Not so long ago, even Osaka’s Mayor, Toru Hashimoto, excused sex slavery – at least in times of war — explaining that soldiers need “comfort women:

When soldiers are risking their lives by running through storms of bullets, and you want to give these emotionally charged soldiers a rest somewhere, it’s clear that you need a comfort women system.

Cleveland_Victims_461269305The “comfort women” enduring this intense trauma — which sounds worse than war to me — don’t need comfort (and freedom!) themselves? I guess only men count. Women exist only to serve them?

Then there are men who kidnap girls for their own uses. Like Cleveland’s Ariel Castro who was arrested last month for locking three young women in his house — even chaining them in his basement in the early years — while he emotionally, physically and sexually abused them.

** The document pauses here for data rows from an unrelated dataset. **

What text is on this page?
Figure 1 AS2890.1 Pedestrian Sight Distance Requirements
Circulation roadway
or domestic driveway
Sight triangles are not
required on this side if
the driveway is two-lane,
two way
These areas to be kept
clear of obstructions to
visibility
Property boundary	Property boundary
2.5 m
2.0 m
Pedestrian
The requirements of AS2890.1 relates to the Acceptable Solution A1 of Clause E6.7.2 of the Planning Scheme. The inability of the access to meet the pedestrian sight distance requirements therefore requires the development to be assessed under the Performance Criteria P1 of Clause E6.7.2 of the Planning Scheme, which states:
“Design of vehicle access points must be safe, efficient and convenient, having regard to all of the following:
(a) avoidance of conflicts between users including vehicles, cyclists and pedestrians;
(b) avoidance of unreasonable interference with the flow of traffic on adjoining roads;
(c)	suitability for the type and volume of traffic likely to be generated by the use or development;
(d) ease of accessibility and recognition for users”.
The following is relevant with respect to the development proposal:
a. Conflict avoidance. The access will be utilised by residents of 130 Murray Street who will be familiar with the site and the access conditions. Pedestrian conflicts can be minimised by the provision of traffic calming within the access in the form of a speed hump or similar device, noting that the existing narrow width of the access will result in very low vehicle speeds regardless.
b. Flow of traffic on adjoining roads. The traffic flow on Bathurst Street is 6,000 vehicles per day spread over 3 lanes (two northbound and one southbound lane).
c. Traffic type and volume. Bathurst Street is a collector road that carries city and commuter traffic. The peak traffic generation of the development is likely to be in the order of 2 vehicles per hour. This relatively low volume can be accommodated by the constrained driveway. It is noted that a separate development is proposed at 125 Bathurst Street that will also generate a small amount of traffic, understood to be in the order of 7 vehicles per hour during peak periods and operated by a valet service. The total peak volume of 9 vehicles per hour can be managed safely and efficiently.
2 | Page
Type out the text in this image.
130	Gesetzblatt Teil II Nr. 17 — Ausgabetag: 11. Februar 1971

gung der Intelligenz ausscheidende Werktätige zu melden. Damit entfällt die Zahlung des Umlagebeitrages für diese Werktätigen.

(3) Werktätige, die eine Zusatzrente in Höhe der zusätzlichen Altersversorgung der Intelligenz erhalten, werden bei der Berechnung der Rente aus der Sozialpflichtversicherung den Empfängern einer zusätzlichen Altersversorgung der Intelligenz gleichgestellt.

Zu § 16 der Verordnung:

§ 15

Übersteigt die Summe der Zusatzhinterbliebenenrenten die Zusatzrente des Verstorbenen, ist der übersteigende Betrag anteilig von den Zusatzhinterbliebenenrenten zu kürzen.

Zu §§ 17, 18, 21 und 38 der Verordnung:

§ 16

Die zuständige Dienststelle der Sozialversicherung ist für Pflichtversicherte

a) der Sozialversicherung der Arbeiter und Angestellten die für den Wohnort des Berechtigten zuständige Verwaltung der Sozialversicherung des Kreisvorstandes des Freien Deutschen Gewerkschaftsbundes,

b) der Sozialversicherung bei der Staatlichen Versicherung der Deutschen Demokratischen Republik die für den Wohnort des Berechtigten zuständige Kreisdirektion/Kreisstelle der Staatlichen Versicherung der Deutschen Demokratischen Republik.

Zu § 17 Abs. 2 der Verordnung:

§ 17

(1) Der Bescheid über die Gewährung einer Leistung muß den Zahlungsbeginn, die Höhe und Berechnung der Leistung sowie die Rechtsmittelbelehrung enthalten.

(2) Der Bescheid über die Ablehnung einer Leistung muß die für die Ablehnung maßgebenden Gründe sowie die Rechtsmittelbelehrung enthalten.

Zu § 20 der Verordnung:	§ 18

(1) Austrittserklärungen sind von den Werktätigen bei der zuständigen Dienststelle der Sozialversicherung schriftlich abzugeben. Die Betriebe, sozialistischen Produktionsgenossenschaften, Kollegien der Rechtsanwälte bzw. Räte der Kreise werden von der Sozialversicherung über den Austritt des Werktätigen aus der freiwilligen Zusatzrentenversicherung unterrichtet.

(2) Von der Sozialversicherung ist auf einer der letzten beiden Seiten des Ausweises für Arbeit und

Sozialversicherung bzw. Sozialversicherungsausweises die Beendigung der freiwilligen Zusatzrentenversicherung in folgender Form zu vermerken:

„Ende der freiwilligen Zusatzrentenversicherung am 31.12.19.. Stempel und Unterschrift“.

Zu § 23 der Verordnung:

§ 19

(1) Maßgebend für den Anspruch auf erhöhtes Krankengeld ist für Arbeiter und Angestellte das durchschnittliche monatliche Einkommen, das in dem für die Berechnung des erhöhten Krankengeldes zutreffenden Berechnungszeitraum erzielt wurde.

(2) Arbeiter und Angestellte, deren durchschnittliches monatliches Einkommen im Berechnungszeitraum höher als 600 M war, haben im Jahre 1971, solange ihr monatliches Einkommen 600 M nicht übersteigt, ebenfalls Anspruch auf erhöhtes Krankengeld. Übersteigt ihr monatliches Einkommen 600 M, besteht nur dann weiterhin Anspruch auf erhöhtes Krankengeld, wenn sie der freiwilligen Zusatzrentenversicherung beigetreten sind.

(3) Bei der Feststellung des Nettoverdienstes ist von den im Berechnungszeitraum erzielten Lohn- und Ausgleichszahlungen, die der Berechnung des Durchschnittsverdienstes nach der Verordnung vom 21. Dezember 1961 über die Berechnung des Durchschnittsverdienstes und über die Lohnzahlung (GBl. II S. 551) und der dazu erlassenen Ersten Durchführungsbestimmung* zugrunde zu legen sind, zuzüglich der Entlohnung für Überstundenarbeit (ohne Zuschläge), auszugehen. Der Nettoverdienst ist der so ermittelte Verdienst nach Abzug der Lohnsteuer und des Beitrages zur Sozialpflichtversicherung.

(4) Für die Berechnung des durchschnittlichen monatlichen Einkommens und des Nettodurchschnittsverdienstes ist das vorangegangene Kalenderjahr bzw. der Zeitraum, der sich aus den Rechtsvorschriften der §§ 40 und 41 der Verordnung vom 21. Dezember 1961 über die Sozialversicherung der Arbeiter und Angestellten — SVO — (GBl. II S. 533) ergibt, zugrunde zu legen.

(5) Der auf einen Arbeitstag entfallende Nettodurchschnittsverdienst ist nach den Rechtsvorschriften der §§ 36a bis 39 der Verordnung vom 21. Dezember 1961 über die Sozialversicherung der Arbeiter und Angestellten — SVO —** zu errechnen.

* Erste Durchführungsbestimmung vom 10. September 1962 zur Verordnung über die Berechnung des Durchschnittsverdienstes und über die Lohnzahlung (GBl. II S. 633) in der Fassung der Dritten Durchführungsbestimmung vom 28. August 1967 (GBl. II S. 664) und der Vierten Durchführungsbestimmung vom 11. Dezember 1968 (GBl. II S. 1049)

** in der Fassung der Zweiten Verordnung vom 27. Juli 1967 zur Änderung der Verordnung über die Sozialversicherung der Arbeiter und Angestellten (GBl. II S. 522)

And right now trial has begun in the Bay Area over the gang rape of a 16-year-old Richmond girl who was lured by a “friend” who saw her walking home early from a high school dance. The girl was  “slapped, punched, kicked, robbed, urinated on, groped and raped by both people and objects,” according to a news report. As many as 20 men were involved. Some laughed and took pictures. The ringleader said he wanted to “pimp her out.” Her enslavement was more short-lived, but nearly fatal.

Do these men have no sense of women as human beings? Are they mere objects that exist to sexually satiate men?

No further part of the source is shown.